Bay boaters can toss their tide charts to the wind — they won’t need them anymore.
A new iPhone application that can provide live readings of currents and tides, as well as predictions for future conditions, is intended to give boating enthusiasts an alternative to the paper maps and charts that previously helped them navigate.
Bay Currents, a free app developed by San Francisco State University researchers, pairs an iPhone or iPad’s GPS location services with radar sensors along the shore that measure tides to give boaters an estimate of the tide conditions within a 500-foot radius of their vessel.
The technology is an alternative to maps and charts that estimate tide conditions based on historic averages. Developers say it could be particularly useful in the Bay Area, where currents are notoriously unpredictable.
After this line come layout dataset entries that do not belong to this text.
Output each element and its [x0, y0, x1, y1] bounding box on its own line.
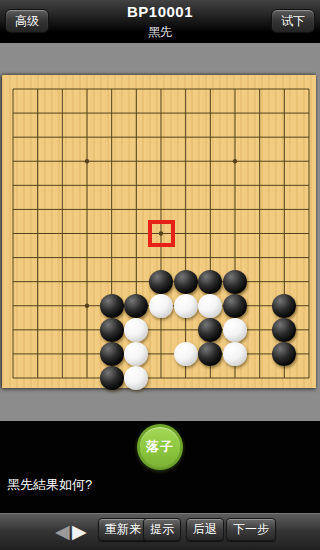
white-stone [223, 342, 247, 366]
hoshi-point [85, 159, 89, 163]
nav-arrows: ◀ ▶ [55, 520, 87, 544]
prev-arrow-icon[interactable]: ◀ [55, 521, 70, 542]
white-stone [174, 294, 198, 318]
black-stone [272, 294, 296, 318]
white-stone [124, 318, 148, 342]
go-board[interactable] [2, 75, 316, 388]
next-step-button[interactable]: 下一步 [226, 518, 276, 541]
black-stone [272, 318, 296, 342]
hoshi-point [233, 159, 237, 163]
black-stone [149, 270, 173, 294]
black-stone [223, 294, 247, 318]
undo-button[interactable]: 后退 [186, 518, 224, 541]
black-stone [100, 294, 124, 318]
top-bar: 高级 BP10001 黑先 试下 [0, 0, 320, 43]
next-arrow-icon[interactable]: ▶ [72, 521, 87, 542]
try-move-button[interactable]: 试下 [271, 9, 315, 33]
bottom-toolbar: ◀ ▶ 重新来 提示 后退 下一步 [0, 513, 320, 550]
hoshi-point [85, 304, 89, 308]
black-stone [198, 270, 222, 294]
black-stone [100, 318, 124, 342]
white-stone [223, 318, 247, 342]
white-stone [174, 342, 198, 366]
white-stone [149, 294, 173, 318]
target-marker [148, 220, 175, 247]
place-stone-label: 落子 [140, 427, 180, 467]
black-stone [124, 294, 148, 318]
problem-question: 黑先結果如何? [7, 476, 92, 494]
black-stone [223, 270, 247, 294]
black-stone [100, 342, 124, 366]
restart-button[interactable]: 重新来 [98, 518, 148, 541]
place-stone-button[interactable]: 落子 [137, 424, 183, 470]
black-stone [198, 318, 222, 342]
bottom-panel: 落子 黑先結果如何? [0, 421, 320, 513]
white-stone [198, 294, 222, 318]
black-stone [174, 270, 198, 294]
hint-button[interactable]: 提示 [143, 518, 181, 541]
black-stone [100, 366, 124, 390]
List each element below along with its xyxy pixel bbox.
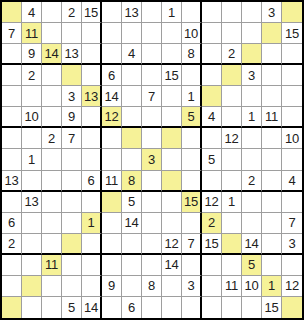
cell-r9c1[interactable]: 13 [2,171,22,192]
cell-r12c1[interactable]: 2 [2,234,22,255]
cell-r8c5[interactable] [82,149,102,170]
cell-r3c8[interactable] [142,44,162,65]
cell-r4c7[interactable] [122,65,142,86]
cell-r6c12[interactable] [222,107,242,128]
cell-r14c12[interactable]: 11 [222,276,242,297]
cell-r11c13[interactable] [242,213,262,234]
cell-r2c6[interactable] [102,23,122,44]
cell-r7c8[interactable] [142,128,162,149]
cell-r1c1[interactable] [2,2,22,23]
cell-r4c8[interactable] [142,65,162,86]
cell-r10c4[interactable] [62,192,82,213]
cell-r7c15[interactable]: 10 [282,128,302,149]
cell-r14c8[interactable]: 8 [142,276,162,297]
cell-r1c13[interactable] [242,2,262,23]
cell-r4c12[interactable] [222,65,242,86]
cell-r13c12[interactable] [222,255,242,276]
cell-r8c11[interactable]: 5 [202,149,222,170]
cell-r8c2[interactable]: 1 [22,149,42,170]
cell-r5c9[interactable] [162,86,182,107]
cell-r5c14[interactable] [262,86,282,107]
cell-r1c10[interactable] [182,2,202,23]
cell-r5c12[interactable] [222,86,242,107]
cell-r11c11[interactable]: 2 [202,213,222,234]
cell-r11c15[interactable]: 7 [282,213,302,234]
cell-r5c10[interactable]: 1 [182,86,202,107]
cell-r13c13[interactable]: 5 [242,255,262,276]
cell-r13c6[interactable] [102,255,122,276]
cell-r15c13[interactable] [242,297,262,318]
cell-r13c3[interactable]: 11 [42,255,62,276]
cell-r15c1[interactable] [2,297,22,318]
cell-r12c3[interactable] [42,234,62,255]
cell-r11c4[interactable] [62,213,82,234]
cell-r9c9[interactable] [162,171,182,192]
cell-r7c13[interactable] [242,128,262,149]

“When you look at an arrow on our map, that’s what the water was measured to be doing — it’s not a model,” said Jim Pettigrew, the project’s operations manager.
The app comes from tide-tracking technology that researchers from a consortium of Northern California universities have been perfecting over the past seven years. On-shore sensors send signals that bounce off waves and send back information that helps scientists determine their direction and strength.
The technology has helped predict where oil slicks will spread and assisted in rescue searches, according to Newell Garfield, a geosciences professor at San Francisco State University, who helped develop the app.
Bay Currents is the first product to make the technology available and useful to the general public.
So far, Bay Currents is only available on iPhones and iPads. Researchers don’t have any immediate plans for an Android version, but will consider expanding the application based on user interest and funding.